Science in the Summer is comprised of 45-minute classes given over the course of four days. The class is offered to children in two age groups - those entering second and third grades, and those entering fourth through sixth grades.
The Chester Springs Library recently offered the course, where youngsters were introduced to the world of bioscience by instructor Joe Korzec, a teacher in the Rose Tree Media School District.
During the hands-on learning classes, students used microscopes and magnifying glasses to examine plant and animal cells to discover how they are similar and different. The young biologists also made their own slides to observe microscopic animals.

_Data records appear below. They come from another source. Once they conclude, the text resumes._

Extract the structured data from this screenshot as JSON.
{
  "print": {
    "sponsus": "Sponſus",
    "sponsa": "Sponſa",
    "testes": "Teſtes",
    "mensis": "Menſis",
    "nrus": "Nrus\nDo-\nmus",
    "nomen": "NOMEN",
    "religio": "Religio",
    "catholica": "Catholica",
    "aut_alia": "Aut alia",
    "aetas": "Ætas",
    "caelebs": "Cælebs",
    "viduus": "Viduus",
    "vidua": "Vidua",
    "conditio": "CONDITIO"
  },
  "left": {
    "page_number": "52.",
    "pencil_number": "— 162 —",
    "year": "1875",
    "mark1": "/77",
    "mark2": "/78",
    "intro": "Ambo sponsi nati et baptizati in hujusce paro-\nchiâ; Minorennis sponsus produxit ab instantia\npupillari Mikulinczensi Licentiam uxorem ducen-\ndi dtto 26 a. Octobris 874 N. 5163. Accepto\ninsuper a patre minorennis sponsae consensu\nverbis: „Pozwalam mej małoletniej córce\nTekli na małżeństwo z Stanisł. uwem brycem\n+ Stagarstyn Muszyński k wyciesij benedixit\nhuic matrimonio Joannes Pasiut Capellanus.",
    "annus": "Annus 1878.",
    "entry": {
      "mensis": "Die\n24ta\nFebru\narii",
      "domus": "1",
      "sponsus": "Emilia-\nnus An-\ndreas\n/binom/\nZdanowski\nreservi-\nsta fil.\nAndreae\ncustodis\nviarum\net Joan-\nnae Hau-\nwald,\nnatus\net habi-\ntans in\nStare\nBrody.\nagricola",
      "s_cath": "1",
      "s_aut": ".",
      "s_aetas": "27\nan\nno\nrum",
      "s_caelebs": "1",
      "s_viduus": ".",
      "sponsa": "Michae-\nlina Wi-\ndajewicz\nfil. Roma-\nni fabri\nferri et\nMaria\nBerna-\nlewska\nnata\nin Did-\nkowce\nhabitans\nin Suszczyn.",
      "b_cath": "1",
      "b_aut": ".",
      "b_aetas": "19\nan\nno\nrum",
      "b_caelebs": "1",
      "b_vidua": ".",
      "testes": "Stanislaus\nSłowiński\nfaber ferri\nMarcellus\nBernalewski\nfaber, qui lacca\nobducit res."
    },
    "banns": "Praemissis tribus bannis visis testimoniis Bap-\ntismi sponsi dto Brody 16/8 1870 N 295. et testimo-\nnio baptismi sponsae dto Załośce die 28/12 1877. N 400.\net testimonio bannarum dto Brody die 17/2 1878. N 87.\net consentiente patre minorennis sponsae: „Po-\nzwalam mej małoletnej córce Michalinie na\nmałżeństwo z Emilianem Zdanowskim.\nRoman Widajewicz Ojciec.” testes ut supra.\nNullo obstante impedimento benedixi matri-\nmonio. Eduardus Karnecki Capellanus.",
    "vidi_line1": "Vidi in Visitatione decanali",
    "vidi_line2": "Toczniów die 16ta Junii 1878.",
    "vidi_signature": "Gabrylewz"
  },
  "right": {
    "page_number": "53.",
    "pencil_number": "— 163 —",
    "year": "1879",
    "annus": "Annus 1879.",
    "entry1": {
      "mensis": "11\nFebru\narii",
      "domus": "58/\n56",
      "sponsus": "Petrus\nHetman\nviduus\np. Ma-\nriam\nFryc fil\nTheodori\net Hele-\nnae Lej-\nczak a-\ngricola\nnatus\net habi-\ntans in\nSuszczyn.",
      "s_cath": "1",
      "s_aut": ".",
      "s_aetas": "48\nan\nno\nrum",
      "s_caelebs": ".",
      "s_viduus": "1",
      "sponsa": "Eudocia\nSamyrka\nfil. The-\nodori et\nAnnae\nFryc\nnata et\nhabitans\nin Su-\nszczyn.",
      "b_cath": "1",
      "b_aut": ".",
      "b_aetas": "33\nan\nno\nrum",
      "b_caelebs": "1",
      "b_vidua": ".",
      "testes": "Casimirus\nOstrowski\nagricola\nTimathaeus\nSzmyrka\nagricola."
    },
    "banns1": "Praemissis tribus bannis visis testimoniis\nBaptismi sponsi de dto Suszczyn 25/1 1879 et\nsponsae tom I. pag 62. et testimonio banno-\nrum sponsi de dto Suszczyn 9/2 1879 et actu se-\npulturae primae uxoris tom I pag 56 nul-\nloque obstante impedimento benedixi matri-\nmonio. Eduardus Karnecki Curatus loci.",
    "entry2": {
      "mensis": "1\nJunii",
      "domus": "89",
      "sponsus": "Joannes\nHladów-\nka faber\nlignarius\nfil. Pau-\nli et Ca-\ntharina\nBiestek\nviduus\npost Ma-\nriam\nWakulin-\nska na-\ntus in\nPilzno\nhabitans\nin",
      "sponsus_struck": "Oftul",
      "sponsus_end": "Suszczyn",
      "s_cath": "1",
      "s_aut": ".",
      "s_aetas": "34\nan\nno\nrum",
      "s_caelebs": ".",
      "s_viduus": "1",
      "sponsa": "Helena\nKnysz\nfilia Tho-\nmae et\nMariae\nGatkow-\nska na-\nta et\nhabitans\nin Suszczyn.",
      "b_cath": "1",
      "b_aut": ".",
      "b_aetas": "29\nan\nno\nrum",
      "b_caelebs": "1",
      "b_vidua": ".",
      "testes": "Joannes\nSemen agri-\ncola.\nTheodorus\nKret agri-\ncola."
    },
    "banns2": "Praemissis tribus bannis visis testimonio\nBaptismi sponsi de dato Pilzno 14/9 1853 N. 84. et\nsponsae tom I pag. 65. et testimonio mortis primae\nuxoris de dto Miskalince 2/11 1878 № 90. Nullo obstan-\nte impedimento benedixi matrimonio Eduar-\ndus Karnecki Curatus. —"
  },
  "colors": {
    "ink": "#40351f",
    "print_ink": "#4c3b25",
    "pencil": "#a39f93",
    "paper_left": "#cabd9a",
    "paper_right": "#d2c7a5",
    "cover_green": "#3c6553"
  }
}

"We learned every part of the microscope, and (the students learned that) when you use a microscope, you make things look much larger by magnifying the image," Korzec said. They looked at the objective lens, which made the image look 40 times as large. They focused on one part of (the image)."
On the first day of class, the students looked at inanimate objects under the microscope, including feathers, burlap, satin, silk, cotton, and different types of newsprint. They also drew the images they saw in their workbooks.
During the next day of class, the students looked at amoebas, paramecium and other microscopic organisms that were alive. They learned to make wet mounts of the objects to view under the microscope, using slides and adding water.
To make the slides, Korzec instructed the students to make a "sandwich," by first choosing a glass slide, adding two drops of water and a small section of a plant, and then completing the sandwich by adding a cover slip.
The slide was then placed under the microscope for viewing. "Focus on the green (cells)," Korzec told the students. "The chloroplasts are what give the plant its color."
Students also learned about bacteria and germs, and they were asked to color a drawing of a young man washing his hands. "The best way to stop the spread of germs is to wash your hands several times a day," Korzec told the students.
During one of the sessions, the children studied the parts of a flower. "We looked at the pistils and the stamens and petals," Korzec said. "We looked at cell structure."
Korzec said that he tailored the lessons to each age group, emphasizing that bioscience is the study of life science. "You can be a cell biologist, an animal biologist or a botanist - they all deal with different types of life," he said.
Korzec said that the Science in the Summer program is very popular because of its use of hands-on activities. "There is a waiting list (for the program) at many (of the libraries)," he said. "(The students) are using equipment that professionals use, and that makes them feel like a scientist."
This is the 25th anniversary of GlaxoSmithKline's Science in the Summer program. Over 100,000 students from the greater Philadelphia region have participated in the program since its inception. For more information, interested readers may visit www.scienceinthesummer.com.
Downingtown-Exton Community Courier - 07/20/2011
Irene Muson (left) and Regina Weiss learned to use the microscope during the Science in the Summer program offered recently at the Chester Springs Library.